Can also be overidden using -B/--block-large and -b/--block-small command-line options at runtime.

When changing those, it might be a good idea to run the tool only on dst-file first, without src-file argument, to read it and rebuild its hash-map from scratch, so that subsequent run with same parameters can use that, instead of doing full copy (and all-writes in place of mostly-reads).

While using the tool from scripts, -M/--hash-map-update option can be added to treat missing or invalid hash-map-file as an error, as it should probably always be there for routine runs, and should never be rebuilt anew with a complete resync by such scripts.

Hash-map file format is not tied to current host's C type sizes or endianness.

sparse_patch.nim

When using a non-existant (or sparse) destination file with pre-existing hash-map-file, "idcas" tool will create a sparse file there, which only includes changed blocks at correct offsets - a kind of binary diff or patch file.

sparse_patch binary can then be used to only copy/apply those actually-written non-sparse parts of such patch-file to somewhere else (e.g. actual destination device), without touching anything else there. It's only used for tests here, but might be more useful generally.

It uses linux-3.1+ lseek() SEEK_DATA/SEEK_HOLE flags for skipping over unmapped chunks efficiently, without mapping all blocks or extents via older ioctl() APIs, and is a very simple "seek/read/write loop" for this one task.

Can be built with: nim c -d:release --opt:size sparse_patch.nim && strip sparse_patch
Usage info: ./sparse_patch -h

Especially if using custom block sizes (e.g. smaller than default 4096), make sure to test whether sparse files have enough granularity when relying on those. That is, whether sparse areas can start at smaller block offsets, or must be aligned to 512 or 4k blocks/pages on the specific OS/filesystem, for example.

Most tools, when working with sparse files, tend to replicate them to destination (e.g. cp, rsync, bmaptool copy, etc), discarding data there as well, skip all-zero blocks, or are easy to misuse as such, which this sparse_patch tool explicitly does not and cannot do.

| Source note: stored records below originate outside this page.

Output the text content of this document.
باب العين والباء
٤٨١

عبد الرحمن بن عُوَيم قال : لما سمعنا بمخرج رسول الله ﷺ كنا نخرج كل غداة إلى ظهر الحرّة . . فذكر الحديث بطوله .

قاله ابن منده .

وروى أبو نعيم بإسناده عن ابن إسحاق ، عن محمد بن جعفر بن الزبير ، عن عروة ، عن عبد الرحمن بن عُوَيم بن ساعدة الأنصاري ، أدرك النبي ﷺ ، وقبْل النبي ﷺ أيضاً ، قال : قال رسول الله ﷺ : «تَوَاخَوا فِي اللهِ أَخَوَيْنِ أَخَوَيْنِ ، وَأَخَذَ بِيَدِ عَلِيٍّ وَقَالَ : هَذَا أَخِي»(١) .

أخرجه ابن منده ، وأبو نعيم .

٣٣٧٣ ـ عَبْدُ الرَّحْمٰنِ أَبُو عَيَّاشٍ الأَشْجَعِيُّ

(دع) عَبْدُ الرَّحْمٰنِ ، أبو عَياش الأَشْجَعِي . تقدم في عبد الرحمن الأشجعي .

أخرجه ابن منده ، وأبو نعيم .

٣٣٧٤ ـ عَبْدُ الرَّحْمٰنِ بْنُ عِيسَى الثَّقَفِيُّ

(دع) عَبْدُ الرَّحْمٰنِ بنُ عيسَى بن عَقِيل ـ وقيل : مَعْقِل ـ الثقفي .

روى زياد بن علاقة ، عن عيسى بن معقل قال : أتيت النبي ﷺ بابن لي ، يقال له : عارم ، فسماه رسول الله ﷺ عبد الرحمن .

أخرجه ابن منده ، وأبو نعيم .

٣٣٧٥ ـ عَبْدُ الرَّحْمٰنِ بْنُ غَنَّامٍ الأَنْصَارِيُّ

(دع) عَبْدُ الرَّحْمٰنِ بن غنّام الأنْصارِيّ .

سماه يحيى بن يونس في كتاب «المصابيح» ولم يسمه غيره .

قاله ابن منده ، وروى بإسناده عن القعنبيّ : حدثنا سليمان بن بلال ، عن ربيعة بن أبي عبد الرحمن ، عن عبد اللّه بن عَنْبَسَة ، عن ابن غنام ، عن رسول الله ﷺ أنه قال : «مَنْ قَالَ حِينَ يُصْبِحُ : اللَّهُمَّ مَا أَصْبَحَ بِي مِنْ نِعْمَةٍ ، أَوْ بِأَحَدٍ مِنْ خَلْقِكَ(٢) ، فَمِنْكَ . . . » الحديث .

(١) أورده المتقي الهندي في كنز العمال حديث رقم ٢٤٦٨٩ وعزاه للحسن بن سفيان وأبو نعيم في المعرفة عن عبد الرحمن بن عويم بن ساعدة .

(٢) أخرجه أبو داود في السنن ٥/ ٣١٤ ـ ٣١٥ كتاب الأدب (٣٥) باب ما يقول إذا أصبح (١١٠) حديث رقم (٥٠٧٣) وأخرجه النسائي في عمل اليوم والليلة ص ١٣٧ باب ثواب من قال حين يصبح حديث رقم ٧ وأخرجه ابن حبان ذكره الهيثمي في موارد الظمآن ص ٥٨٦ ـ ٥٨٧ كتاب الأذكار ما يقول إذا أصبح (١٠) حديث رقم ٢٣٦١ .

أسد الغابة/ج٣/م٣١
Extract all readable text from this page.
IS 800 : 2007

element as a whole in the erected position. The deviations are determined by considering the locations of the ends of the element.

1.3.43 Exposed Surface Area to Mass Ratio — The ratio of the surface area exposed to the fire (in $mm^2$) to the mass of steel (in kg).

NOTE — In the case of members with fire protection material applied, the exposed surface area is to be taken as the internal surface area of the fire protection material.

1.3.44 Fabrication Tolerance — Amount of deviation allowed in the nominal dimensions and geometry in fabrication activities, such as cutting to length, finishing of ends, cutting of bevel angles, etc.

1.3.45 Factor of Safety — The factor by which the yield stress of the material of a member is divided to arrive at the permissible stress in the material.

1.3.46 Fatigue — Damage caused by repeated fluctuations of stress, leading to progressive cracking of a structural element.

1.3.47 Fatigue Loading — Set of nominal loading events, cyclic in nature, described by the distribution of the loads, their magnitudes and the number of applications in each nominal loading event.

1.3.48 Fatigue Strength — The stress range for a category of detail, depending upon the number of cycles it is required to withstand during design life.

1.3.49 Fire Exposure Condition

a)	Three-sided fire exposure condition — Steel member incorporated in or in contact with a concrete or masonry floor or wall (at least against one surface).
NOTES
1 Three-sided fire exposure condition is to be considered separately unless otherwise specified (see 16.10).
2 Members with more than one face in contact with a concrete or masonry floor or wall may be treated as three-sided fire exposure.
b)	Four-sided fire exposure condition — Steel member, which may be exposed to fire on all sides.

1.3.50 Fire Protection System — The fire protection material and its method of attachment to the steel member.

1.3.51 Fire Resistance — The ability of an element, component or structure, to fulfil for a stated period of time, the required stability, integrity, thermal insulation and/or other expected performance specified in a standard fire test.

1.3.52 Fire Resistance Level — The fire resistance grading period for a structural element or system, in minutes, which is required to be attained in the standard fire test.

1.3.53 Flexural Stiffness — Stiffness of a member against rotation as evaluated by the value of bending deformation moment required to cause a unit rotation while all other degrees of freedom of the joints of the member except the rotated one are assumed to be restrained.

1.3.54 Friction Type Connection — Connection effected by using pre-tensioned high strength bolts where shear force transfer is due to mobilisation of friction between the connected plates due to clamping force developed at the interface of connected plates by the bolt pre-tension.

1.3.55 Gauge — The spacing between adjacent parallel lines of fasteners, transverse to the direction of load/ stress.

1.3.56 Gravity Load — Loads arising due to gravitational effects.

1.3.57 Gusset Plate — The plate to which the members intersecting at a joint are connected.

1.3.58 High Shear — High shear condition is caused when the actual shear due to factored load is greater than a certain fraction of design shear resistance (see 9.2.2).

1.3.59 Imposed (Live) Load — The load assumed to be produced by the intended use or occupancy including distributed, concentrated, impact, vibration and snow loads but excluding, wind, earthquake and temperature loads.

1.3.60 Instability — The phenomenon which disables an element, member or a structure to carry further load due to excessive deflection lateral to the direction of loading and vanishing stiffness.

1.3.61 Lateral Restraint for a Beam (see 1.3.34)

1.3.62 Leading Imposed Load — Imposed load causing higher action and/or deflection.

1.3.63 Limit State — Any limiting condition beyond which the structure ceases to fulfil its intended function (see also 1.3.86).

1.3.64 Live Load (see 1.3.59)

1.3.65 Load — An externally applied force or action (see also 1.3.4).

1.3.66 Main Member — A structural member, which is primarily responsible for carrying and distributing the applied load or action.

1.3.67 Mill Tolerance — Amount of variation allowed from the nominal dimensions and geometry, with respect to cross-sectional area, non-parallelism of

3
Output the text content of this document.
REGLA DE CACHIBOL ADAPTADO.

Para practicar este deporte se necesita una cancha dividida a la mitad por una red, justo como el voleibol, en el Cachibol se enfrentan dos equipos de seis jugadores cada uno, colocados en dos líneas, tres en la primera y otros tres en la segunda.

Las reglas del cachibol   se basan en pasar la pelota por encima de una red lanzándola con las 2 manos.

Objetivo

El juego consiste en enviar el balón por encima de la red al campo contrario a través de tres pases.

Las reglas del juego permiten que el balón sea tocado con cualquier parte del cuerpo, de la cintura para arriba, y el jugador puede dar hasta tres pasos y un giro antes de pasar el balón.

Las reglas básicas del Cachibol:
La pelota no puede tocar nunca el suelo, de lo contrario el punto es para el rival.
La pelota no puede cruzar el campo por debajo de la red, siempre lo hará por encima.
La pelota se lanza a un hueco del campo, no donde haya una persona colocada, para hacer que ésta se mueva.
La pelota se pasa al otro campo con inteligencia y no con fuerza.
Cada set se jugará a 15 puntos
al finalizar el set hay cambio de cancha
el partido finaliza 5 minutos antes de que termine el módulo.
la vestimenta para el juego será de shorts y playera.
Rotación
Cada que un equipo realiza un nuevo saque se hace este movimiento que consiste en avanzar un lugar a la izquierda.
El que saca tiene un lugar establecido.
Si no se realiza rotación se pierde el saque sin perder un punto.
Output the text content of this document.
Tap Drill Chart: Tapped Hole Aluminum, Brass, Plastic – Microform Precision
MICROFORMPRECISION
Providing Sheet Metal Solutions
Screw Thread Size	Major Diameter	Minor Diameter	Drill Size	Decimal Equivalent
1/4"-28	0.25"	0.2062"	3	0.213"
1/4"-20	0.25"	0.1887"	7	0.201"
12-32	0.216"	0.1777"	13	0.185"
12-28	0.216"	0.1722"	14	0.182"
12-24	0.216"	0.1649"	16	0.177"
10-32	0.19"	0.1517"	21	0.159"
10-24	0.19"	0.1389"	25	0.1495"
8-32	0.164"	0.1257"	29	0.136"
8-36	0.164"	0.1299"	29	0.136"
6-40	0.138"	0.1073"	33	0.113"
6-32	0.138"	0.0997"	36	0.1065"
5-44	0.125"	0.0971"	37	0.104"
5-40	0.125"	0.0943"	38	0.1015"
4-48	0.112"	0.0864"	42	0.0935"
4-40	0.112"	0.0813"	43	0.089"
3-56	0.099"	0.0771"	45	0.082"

I.e. they work assuming that destination file is sparse and should be as sparse as possible, while sparse_patch does kinda opposite - assumes that source file is meaningfully sparse, and whether destination one is kept sparse is irrelevant.

For example, modern cp tool from coreutls can use SEEK_HOLE logic as well (if built with support for it, otherwise silently falls back to zero-byte-detection), but is also documented to "create a sparse DEST file whenever the SOURCE file contains a long enough sequence of zero bytes" when using --sparse option, which is distinct from only copying non-sparse extents from source - zero-bytes can be in a legitimate non-sparse source data too, and should be written to destination, never dropped like that.

Known limitations and things to improve later

  • Works in a simple sequential single-threaded way, which will easily bottleneck on CPU for computing hashes when using >200 MiB/s SSD/NVMe drives.

    Can be improved rather easily by putting a fixed-size thread-pool between sequential reader/writer parts, which will hash/match read data buffers in parallel.

  • Use truncated BLAKE2b instead of BLAKE2s version for new hashmap files, should be ~2x faster.